Conservation Genetics of the Far Eastern Leopard (Panthera pardus orientalis)

O. Uphyrkina, D. Miquelle, H. Quigley, C. Driscoll, and S. J. O'Brien

From the Laboratory of Genomic Diversity, National Cancer Institute, Frederick, MD 21702-1201 (Olga Uphyrkina and Stephen J. O'Brien); Wildlife Conservation Society, Bozeman, MT 59719-0970 (Dale Miquelle and Howard Quigley); and SAIC, National Cancer Institute, Frederick, MD 21702-1201 (Carlos Driscoll). Olga Uphyrkina is currently at the Laboratory of Evolutionary Zoology and Genetics, Institute Biology and Soil Sciences, Russian Academy of Sciences, Vladivostok 690022, Russia.

Address correspondence to Stephen J. O'Brien at the address above, or e-mail: obrien{at}ncifcrf.gov.

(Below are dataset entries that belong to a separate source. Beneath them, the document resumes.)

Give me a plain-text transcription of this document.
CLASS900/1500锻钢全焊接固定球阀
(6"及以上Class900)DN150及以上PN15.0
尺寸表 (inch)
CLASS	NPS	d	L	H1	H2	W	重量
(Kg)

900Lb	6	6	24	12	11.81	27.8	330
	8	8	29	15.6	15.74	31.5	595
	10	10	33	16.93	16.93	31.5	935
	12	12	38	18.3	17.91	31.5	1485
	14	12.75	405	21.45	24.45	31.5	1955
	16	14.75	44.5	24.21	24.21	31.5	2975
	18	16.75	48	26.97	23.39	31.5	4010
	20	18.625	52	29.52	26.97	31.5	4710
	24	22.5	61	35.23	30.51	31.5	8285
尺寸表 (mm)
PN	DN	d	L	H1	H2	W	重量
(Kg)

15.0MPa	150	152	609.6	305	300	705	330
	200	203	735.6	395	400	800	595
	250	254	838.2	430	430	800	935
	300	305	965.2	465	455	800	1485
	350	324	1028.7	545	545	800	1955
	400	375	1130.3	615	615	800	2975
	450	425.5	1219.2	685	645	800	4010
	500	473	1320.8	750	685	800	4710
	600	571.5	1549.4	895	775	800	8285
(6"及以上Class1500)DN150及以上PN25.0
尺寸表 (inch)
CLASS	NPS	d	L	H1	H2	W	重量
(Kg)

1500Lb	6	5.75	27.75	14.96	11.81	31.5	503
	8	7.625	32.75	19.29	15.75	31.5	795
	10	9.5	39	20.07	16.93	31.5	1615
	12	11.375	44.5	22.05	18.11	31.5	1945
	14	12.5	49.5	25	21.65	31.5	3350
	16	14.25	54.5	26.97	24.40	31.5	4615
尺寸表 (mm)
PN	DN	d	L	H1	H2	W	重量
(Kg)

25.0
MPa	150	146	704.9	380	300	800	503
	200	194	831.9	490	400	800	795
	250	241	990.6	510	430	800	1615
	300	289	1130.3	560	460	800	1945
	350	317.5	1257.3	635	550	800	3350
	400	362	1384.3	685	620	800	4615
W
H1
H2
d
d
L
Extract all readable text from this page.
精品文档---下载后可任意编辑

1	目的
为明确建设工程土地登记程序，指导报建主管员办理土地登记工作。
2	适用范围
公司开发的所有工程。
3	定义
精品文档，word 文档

The Far Eastern or Amur leopard (Panthera pardus orientalis) survives today as a tiny relict population of 25–40 individuals in the Russian Far East. The population descends from a 19th-century northeastern Asian subspecies whose range extended over southeastern Russia, the Korean peninsula, and northeastern China. A molecular genetic survey of nuclear microsatellite and mitochondrial DNA (mtDNA) sequence variation validates subspecies distinctiveness but also reveals a markedly reduced level of genetic variation. The amount of genetic diversity measured is the lowest among leopard subspecies and is comparable to the genetically depleted Florida panther and Asiatic lion populations. When considered in the context of nonphysiological perils that threaten small populations (e.g., chance mortality, poaching, climatic extremes, and infectious disease), the genetic and demographic data indicate a critically diminished wild population under severe threat of extinction. An established captive population of P. p. orientalis displays much higher diversity than the wild population sample, but nearly all captive individuals are derived from a history of genetic admixture with the adjacent Chinese subspecies, P. p. japonensis. The conservation management implications of potential restoration/augmentation of the wild population with immigrants from the captive population are discussed.